The December Butterfly grossed 3.80 and net 3.38 in around 3 weeks.  That return represents around 3.3% on intended capital and the 2015 Results spreadsheet is updated.

Click here to learn about the Premium Course that covers the CIB Trade in Detail

Order History:

RUTDecemberButterflyorders

 

  • Nice trade. I like how you are not trying to be greedy to maximize the gains. It actually shows you have attained a high level of trading maturity. I know a lot of beginners are focused on making more and more profits while completely ignoring risk management and controlling their losses. As we know, these traders will eventually get run over by the market because they took a bet that did not pay off. Kudos to you sir for your consistently profitable strategy.

    • Thanks Jonathan! At times it can be hard to take off the position because you want to let it run longer, but I don’t have good guidelines for trading that yet. Sometimes it can be psychologically hard to feel like you’re leaving money on the table, but hitting your target and putting money in your pocket is also important. As I’m sure you know, thinking about missed opportunities or imaginary profit doesn’t help.

  • david

    Great trade! The CIB looks really solid. Did you had big losses trading CIB? what do you think is the worst market scenario for this strategy?

    • Hi David, thanks for the comment. No, I haven’t had a big loss trading the CIB.

      I think the worst scenario for the trade is when price stays the same for a couple of weeks and then the market makes a sustained move higher. When that happens, the long call decays and the upside is less protected. You can adjust in that situation, but you’re likely to get drawn down a bit.

      -Dan

      • PEP

        Hi Dan;
        First of all, your blog is perfect to learn about options trading, you’re doing a really great job here.

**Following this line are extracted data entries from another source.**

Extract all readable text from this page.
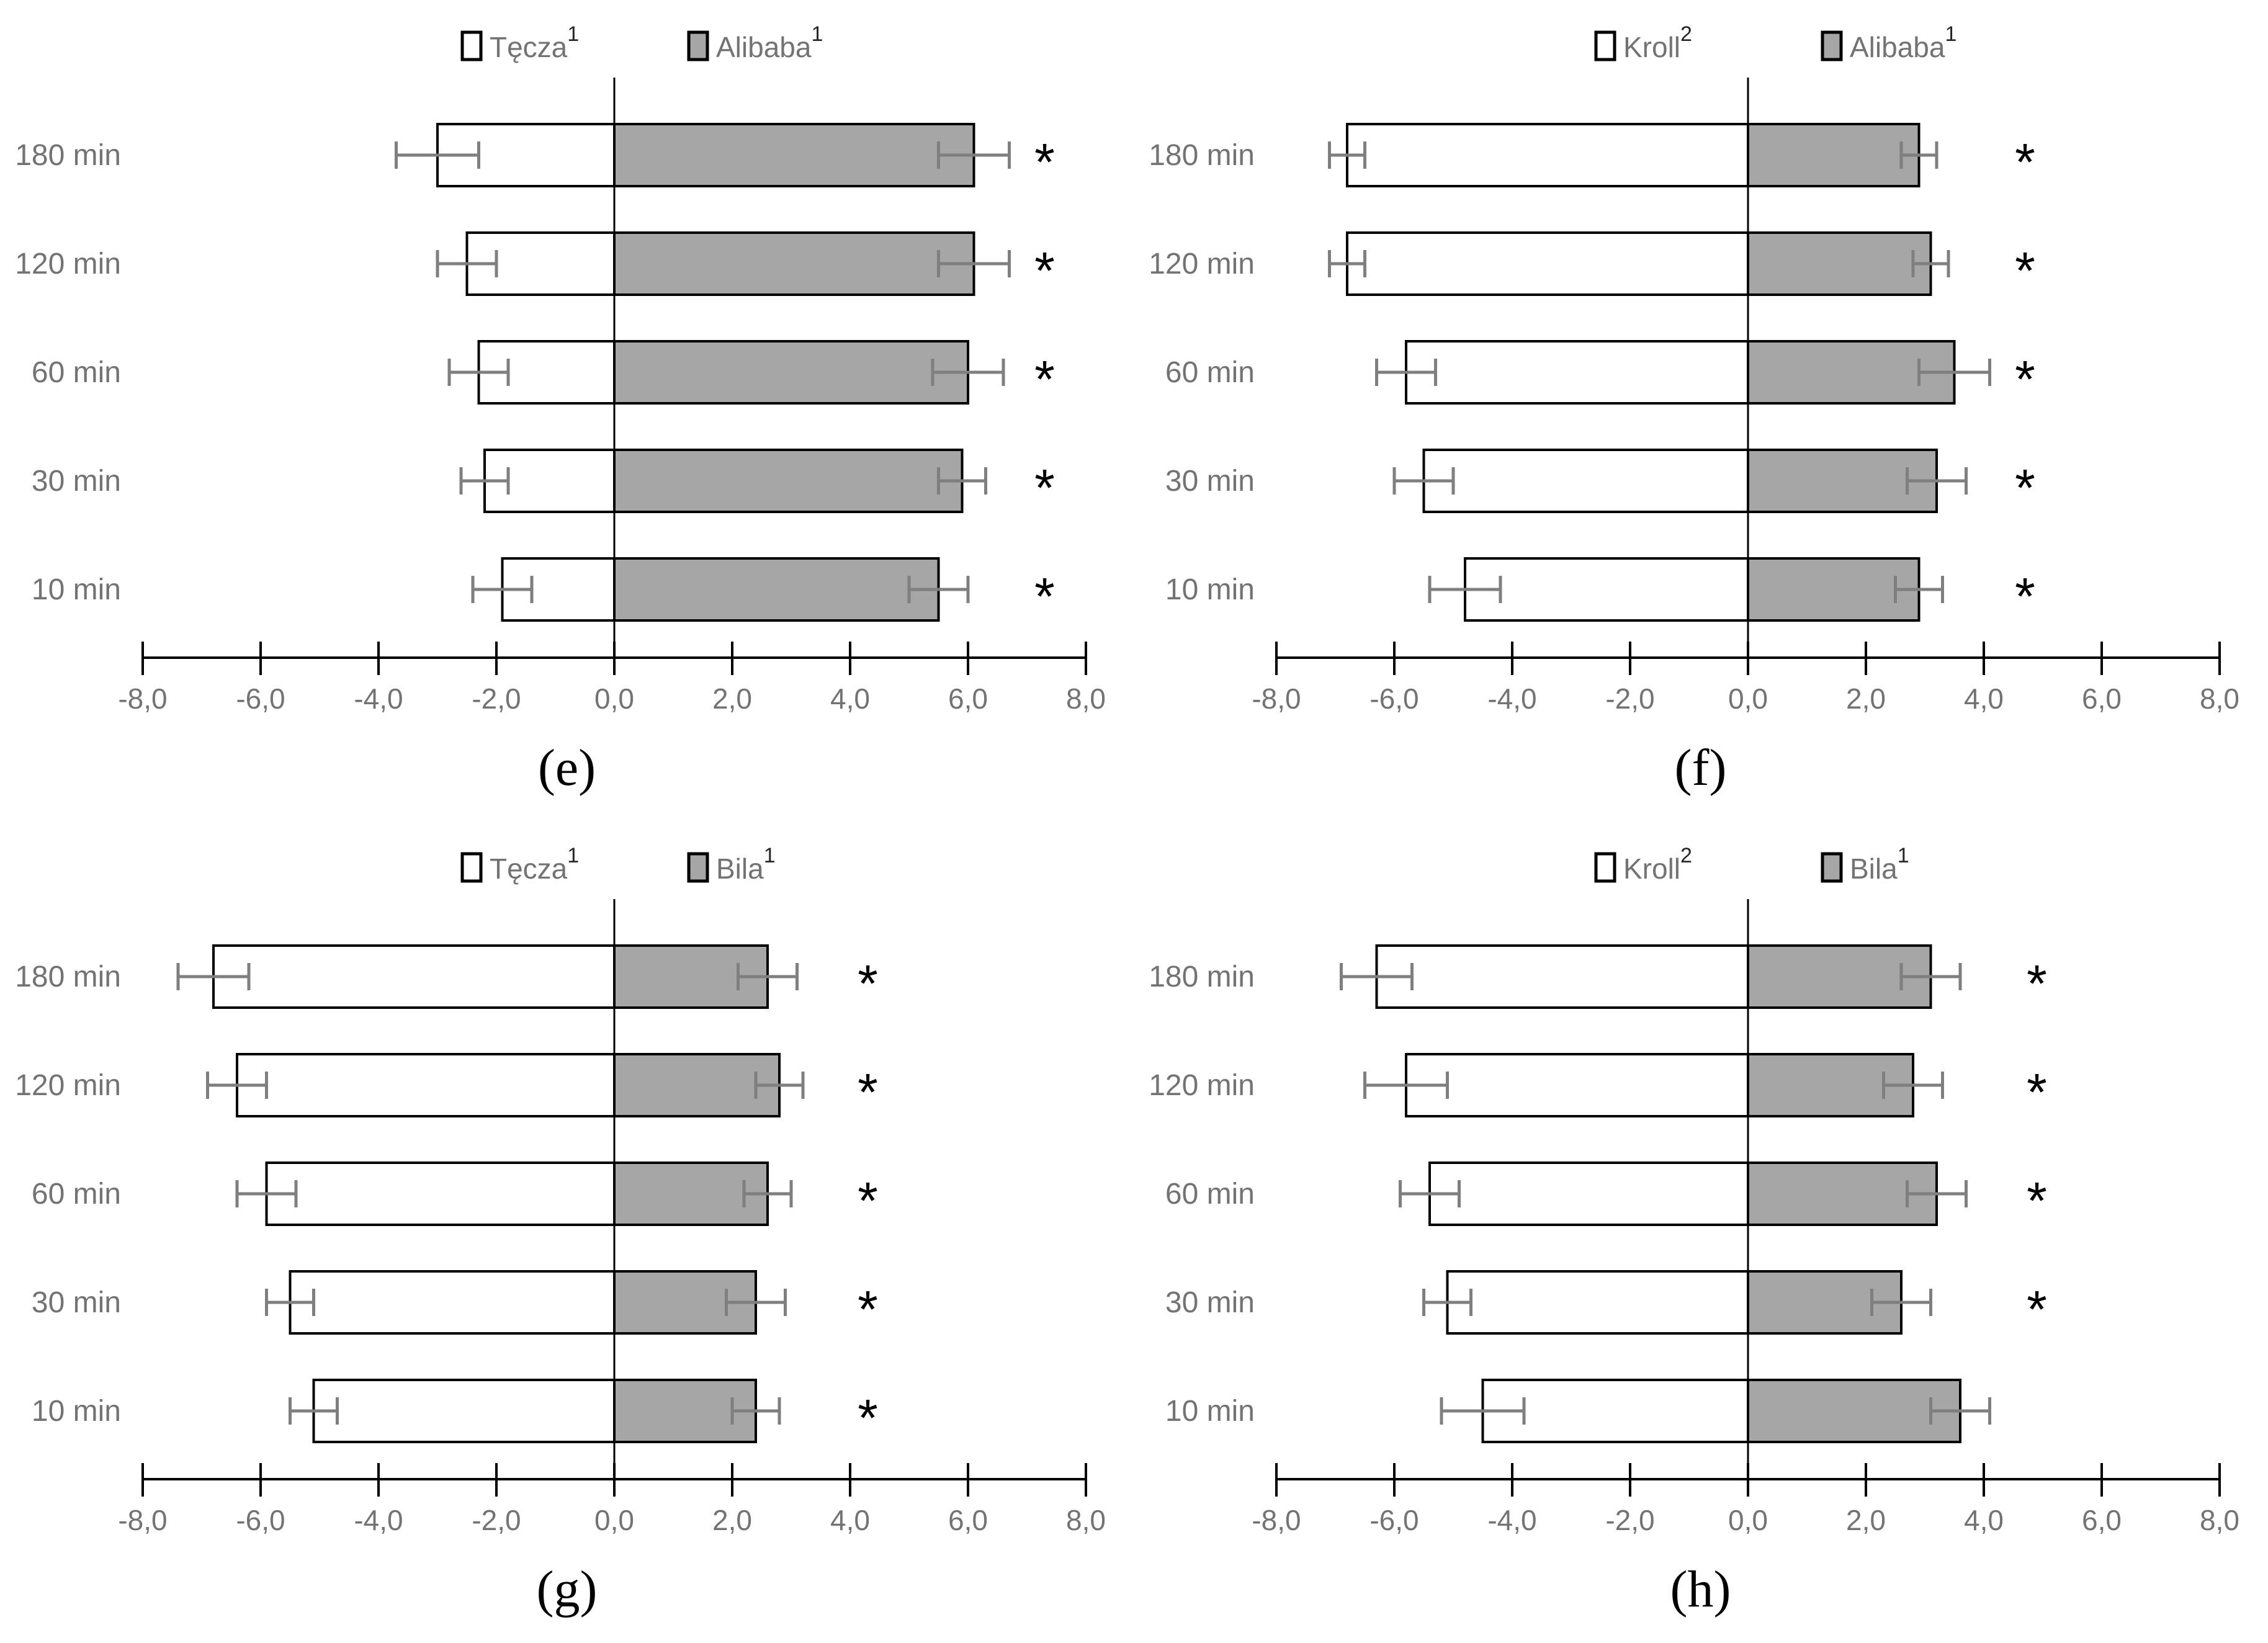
Tęcza$^1$	Alibaba$^1$
-8,0 -6,0 -4,0 -2,0	0,0	2,0	4,0	6,0	8,0
180 min	*
120 min	*
60 min	*
30 min	*
10 min	*
(e)
Kroll$^2$	Alibaba$^1$
-8,0 -6,0 -4,0 -2,0	0,0	2,0	4,0	6,0	8,0
180 min	*
120 min	*
60 min	*
30 min	*
10 min	*
(f)
Tęcza$^1$	Bila$^1$
-8,0 -6,0 -4,0 -2,0	0,0	2,0	4,0	6,0	8,0
180 min	*
120 min	*
60 min	*
30 min	*
10 min	*
(g)
Kroll$^2$	Bila$^1$
-8,0 -6,0 -4,0 -2,0	0,0	2,0	4,0	6,0	8,0
180 min	*
120 min	*
60 min	*
30 min	*
10 min
(h)
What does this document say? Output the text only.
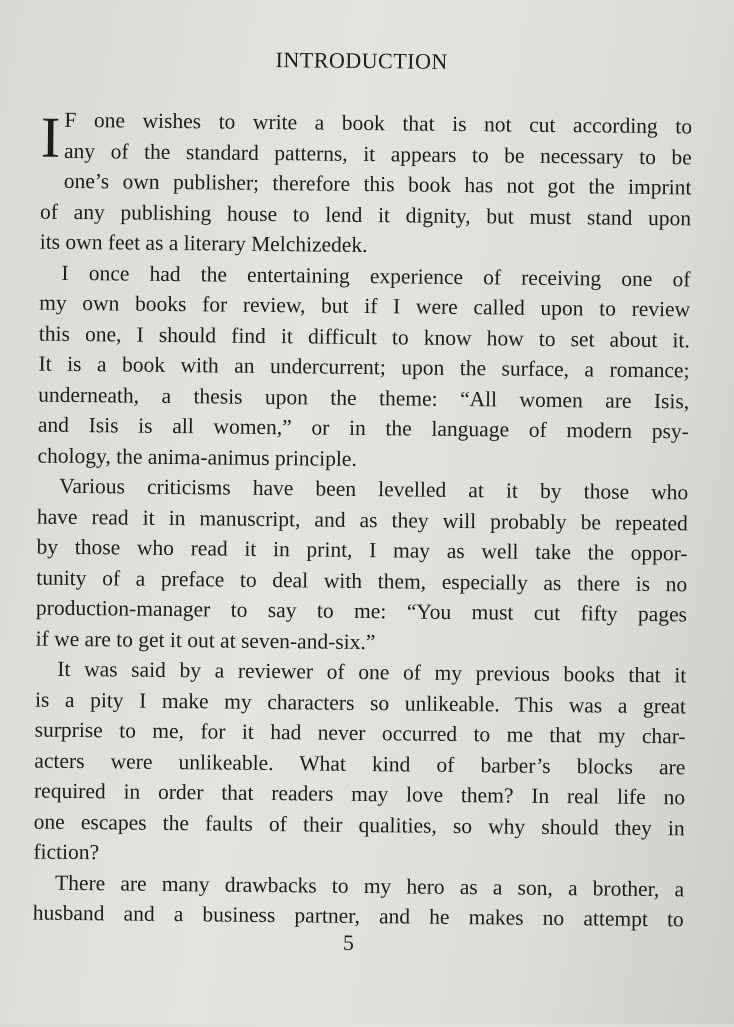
INTRODUCTION
I F one wishes to write a book that is not cut according to
any of the standard patterns, it appears to be necessary to be
one’s own publisher; therefore this book has not got the imprint
of any publishing house to lend it dignity, but must stand upon
its own feet as a literary Melchizedek.
I once had the entertaining experience of receiving one of
my own books for review, but if I were called upon to review
this one, I should find it difficult to know how to set about it.
It is a book with an undercurrent; upon the surface, a romance;
underneath, a thesis upon the theme: “All women are Isis,
and Isis is all women,” or in the language of modern psy-
chology, the anima-animus principle.
Various criticisms have been levelled at it by those who
have read it in manuscript, and as they will probably be repeated
by those who read it in print, I may as well take the oppor-
tunity of a preface to deal with them, especially as there is no
production-manager to say to me: “You must cut fifty pages
if we are to get it out at seven-and-six.”
It was said by a reviewer of one of my previous books that it
is a pity I make my characters so unlikeable. This was a great
surprise to me, for it had never occurred to me that my char-
acters were unlikeable. What kind of barber’s blocks are
required in order that readers may love them? In real life no
one escapes the faults of their qualities, so why should they in
fiction?
There are many drawbacks to my hero as a son, a brother, a
husband and a business partner, and he makes no attempt to
5
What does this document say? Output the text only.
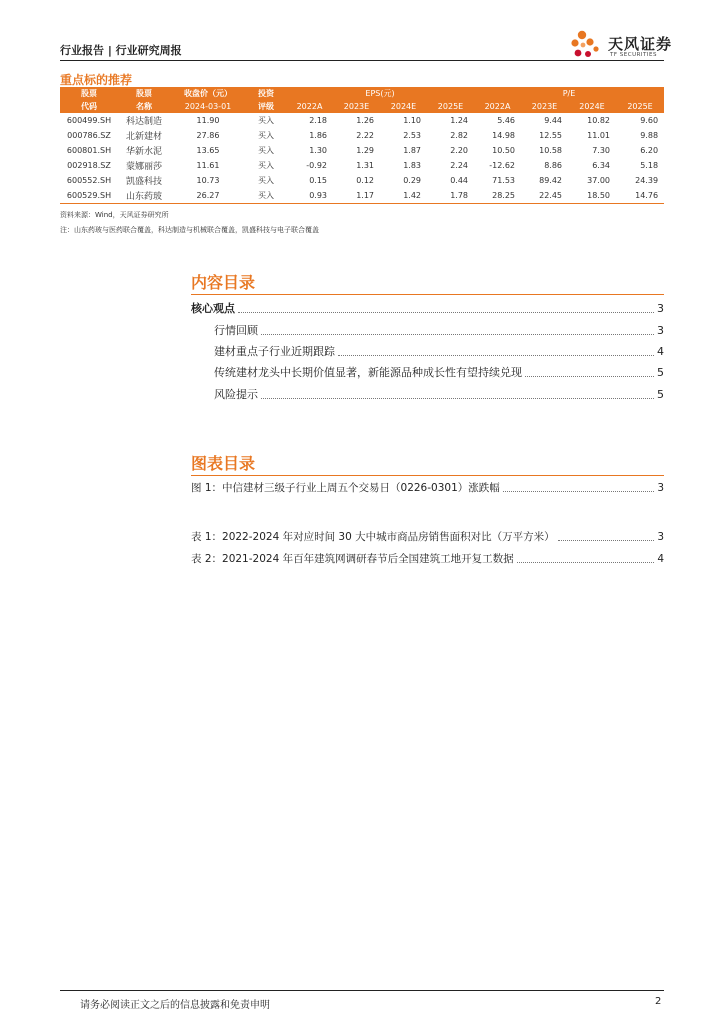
行业报告 | 行业研究周报	天风证券
TF SECURITIES
重点标的推荐
股票	股票	收盘价（元）	投资	EPS(元)				P/E			
代码	名称	2024-03-01	评级	2022A	2023E	2024E	2025E	2022A	2023E	2024E	2025E
600499.SH	科达制造	11.90	买入	2.18	1.26	1.10	1.24	5.46	9.44	10.82	9.60
000786.SZ	北新建材	27.86	买入	1.86	2.22	2.53	2.82	14.98	12.55	11.01	9.88
600801.SH	华新水泥	13.65	买入	1.30	1.29	1.87	2.20	10.50	10.58	7.30	6.20
002918.SZ	蒙娜丽莎	11.61	买入	-0.92	1.31	1.83	2.24	-12.62	8.86	6.34	5.18
600552.SH	凯盛科技	10.73	买入	0.15	0.12	0.29	0.44	71.53	89.42	37.00	24.39
600529.SH	山东药玻	26.27	买入	0.93	1.17	1.42	1.78	28.25	22.45	18.50	14.76
资料来源：Wind，天风证券研究所
注：山东药玻与医药联合覆盖，科达制造与机械联合覆盖，凯盛科技与电子联合覆盖
内容目录
核心观点	3
行情回顾	3
建材重点子行业近期跟踪	4
传统建材龙头中长期价值显著，新能源品种成长性有望持续兑现	5
风险提示	5
图表目录
图 1：中信建材三级子行业上周五个交易日（0226-0301）涨跌幅	3
表 1：2022-2024 年对应时间 30 大中城市商品房销售面积对比（万平方米）	3
表 2：2021-2024 年百年建筑网调研春节后全国建筑工地开复工数据	4
请务必阅读正文之后的信息披露和免责申明	2
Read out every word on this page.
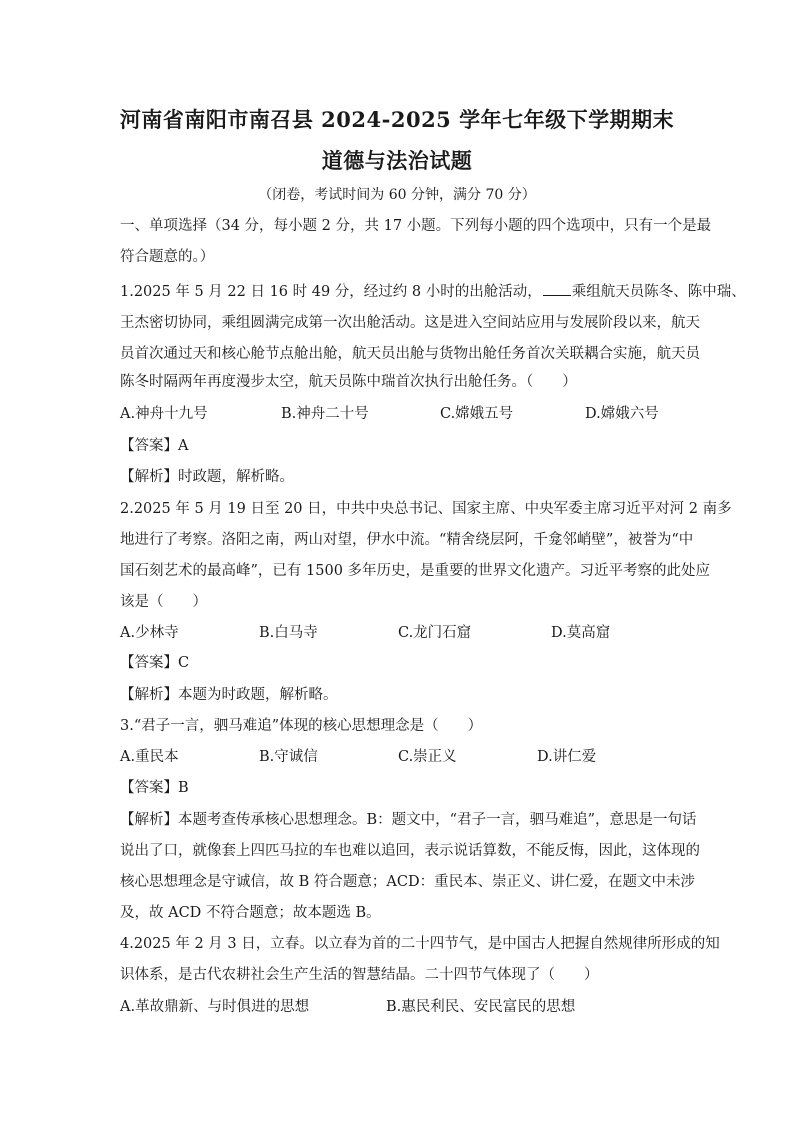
河南省南阳市南召县 2024-2025 学年七年级下学期期末
道德与法治试题
（闭卷，考试时间为 60 分钟，满分 70 分）
一、单项选择（34 分，每小题 2 分，共 17 小题。下列每小题的四个选项中，只有一个是最
符合题意的。）
1.2025 年 5 月 22 日 16 时 49 分，经过约 8 小时的出舱活动， 乘组航天员陈冬、陈中瑞、
王杰密切协同，乘组圆满完成第一次出舱活动。这是进入空间站应用与发展阶段以来，航天
员首次通过天和核心舱节点舱出舱，航天员出舱与货物出舱任务首次关联耦合实施，航天员
陈冬时隔两年再度漫步太空，航天员陈中瑞首次执行出舱任务。（　　）
A.神舟十九号	B.神舟二十号	C.嫦娥五号	D.嫦娥六号
【答案】A
【解析】时政题，解析略。
2.2025 年 5 月 19 日至 20 日，中共中央总书记、国家主席、中央军委主席习近平对河 2 南多
地进行了考察。洛阳之南，两山对望，伊水中流。“精舍绕层阿，千龛邻峭壁”，被誉为“中
国石刻艺术的最高峰”，已有 1500 多年历史，是重要的世界文化遗产。习近平考察的此处应
该是（　　）
A.少林寺	B.白马寺	C.龙门石窟	D.莫高窟
【答案】C
【解析】本题为时政题，解析略。
3.“君子一言，驷马难追”体现的核心思想理念是（　　）
A.重民本	B.守诚信	C.崇正义	D.讲仁爱
【答案】B
【解析】本题考查传承核心思想理念。B：题文中，“君子一言，驷马难追”，意思是一句话
说出了口，就像套上四匹马拉的车也难以追回，表示说话算数，不能反悔，因此，这体现的
核心思想理念是守诚信，故 B 符合题意；ACD：重民本、崇正义、讲仁爱，在题文中未涉
及，故 ACD 不符合题意；故本题选 B。
4.2025 年 2 月 3 日，立春。以立春为首的二十四节气，是中国古人把握自然规律所形成的知
识体系，是古代农耕社会生产生活的智慧结晶。二十四节气体现了（　　）
A.革故鼎新、与时俱进的思想	B.惠民利民、安民富民的思想
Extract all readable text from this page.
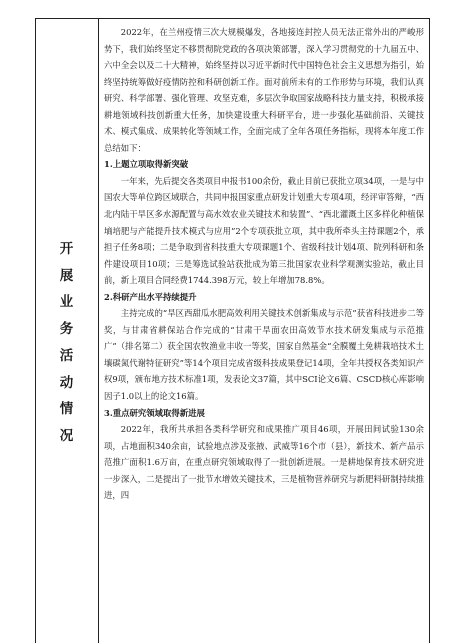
开
展
业
务
活
动
情
况

2022年，在兰州疫情三次大规模爆发，各地接连封控人员无法正常外出的严峻形势下，我们始终坚定不移贯彻院党政的各项决策部署，深入学习贯彻党的十九届五中、六中全会以及二十大精神，始终坚持以习近平新时代中国特色社会主义思想为指引，始终坚持统筹做好疫情防控和科研创新工作。面对前所未有的工作形势与环境，我们认真研究、科学部署、强化管理、攻坚克难，多层次争取国家战略科技力量支持，积极承接耕地领域科技创新重大任务，加快建设重大科研平台，进一步强化基础前沿、关键技术、模式集成、成果转化等领域工作，全面完成了全年各项任务指标，现将本年度工作总结如下：

1.上题立项取得新突破

一年来，先后提交各类项目申报书100余份，截止目前已获批立项34项，一是与中国农大等单位跨区域联合，共同申报国家重点研发计划重大专项4项，经评审答辩，“西北内陆干旱区多水源配置与高水效农业关键技术和装置”、“西北灌溉土区多样化种植保墒培肥与产能提升技术模式与应用”2个专项获批立项，其中我所牵头主持课题2个，承担子任务8项；二是争取到省科技重大专项课题1个、省级科技计划4项、院列科研和条件建设项目10项；三是筹选试验站获批成为第三批国家农业科学观测实验站，截止目前，新上项目合同经费1744.398万元，较上年增加78.8%。

2.科研产出水平持续提升

主持完成的“旱区西甜瓜水肥高效利用关键技术创新集成与示范”获省科技进步二等奖，与甘肃省耕保站合作完成的“甘肃干旱面农田高效节水技术研发集成与示范推广”（排名第二）获全国农牧渔业丰收一等奖，国家自然基金“全膜覆土免耕栽培技术土壤碳氮代谢特征研究”等14个项目完成省级科技成果登记14项，全年共授权各类知识产权9项，颁布地方技术标准1项，发表论文37篇，其中SCI论文6篇、CSCD核心库影响因子1.0以上的论文16篇。

3.重点研究领域取得新进展

2022年，我所共承担各类科学研究和成果推广项目46项，开展田间试验130余项，占地面积340余亩，试验地点涉及张掖、武威等16个市（县），新技术、新产品示范推广面积1.6万亩，在重点研究领域取得了一批创新进展。一是耕地保育技术研究进一步深入，二是提出了一批节水增效关键技术，三是植物营养研究与新肥料研制持续推进，四
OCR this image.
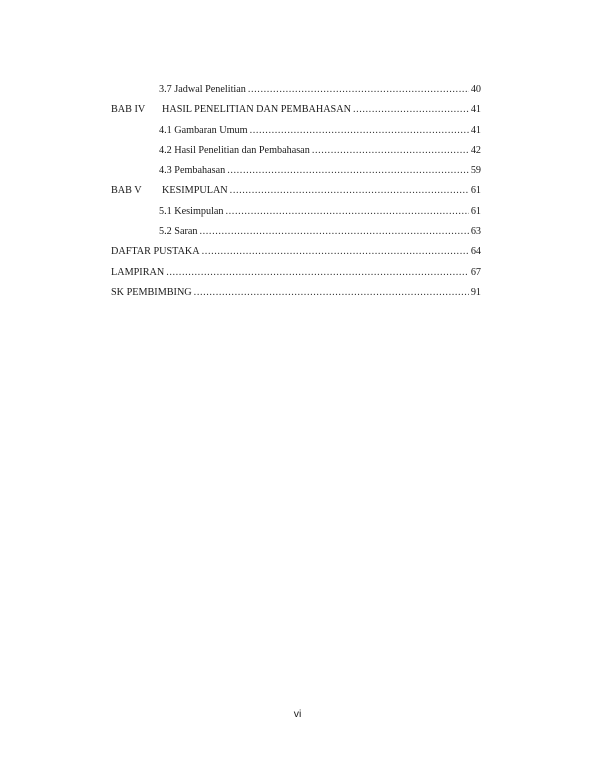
3.7 Jadwal Penelitian .....	40
BAB IV HASIL PENELITIAN DAN PEMBAHASAN .....	41
4.1 Gambaran Umum .....	41
4.2 Hasil Penelitian dan Pembahasan .....	42
4.3 Pembahasan .....	59
BAB V KESIMPULAN .....	61
5.1 Kesimpulan .....	61
5.2 Saran .....	63
DAFTAR PUSTAKA .....	64
LAMPIRAN .....	67
SK PEMBIMBING .....	91
vi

I’m new at the options trading but I was wondering, would it be better to buy the call to protect the upside with a higher expiration time than the whole butterfly?? in that way the decay of the long call should be a little lower, I think. what do you think about it??
        thank you!!

        PEP

        • Hi PEP,

          Thanks for the comment and support!

          Buying a call in the back month is something I haven’t tested or tried so I can’t recommend it.

          In all honesty, I sort of hope to lose money on the call because that usually means the Butterflies are making money. When the call is making money, it usually means the Butterflies are taking some heat. Everything is a tradeoff.

          You’re right that the back month call should theoretically decay slower. I’ll dig a little deeper and get back to you on this one. Keep an eye out for a post sometime soon.

          Dan

          • PEP

            you are right Dan, if we want the butterflies to make money we always have to expect some loss in the call. Plus, the call in the back month has a bigger vega, so….maybe could be even worse…
            Thank you for your comment!! I’ll be around here keeping an eye at what’s new.

          • Edward Chin

            Vega in the back month has a bigger Vega in Option Theory only. In reality it is not! (Google – Weighted Vega.). Currently the CIB could expect a loss if the market stay put for several weeks and decides to move up during the last two week of exp. because the call lost value. On the other hand a back month call will not react as well as a front month call when the market moves up. (Again Google Weighted Vega). In options there is always a give and take. F.Y.I John Locke uses a ITM call hedge instead of an OTM call hedge on his Butterflies.

  • david

    What kind of adjustment you would use on this scenario? Rolling up? Or adding a new long to compensate delta?

    • I’d just follow the guidelines as appropriate. I’d add to the position or roll if that was recommended. Depending on the Delta, I might roll up short puts as well.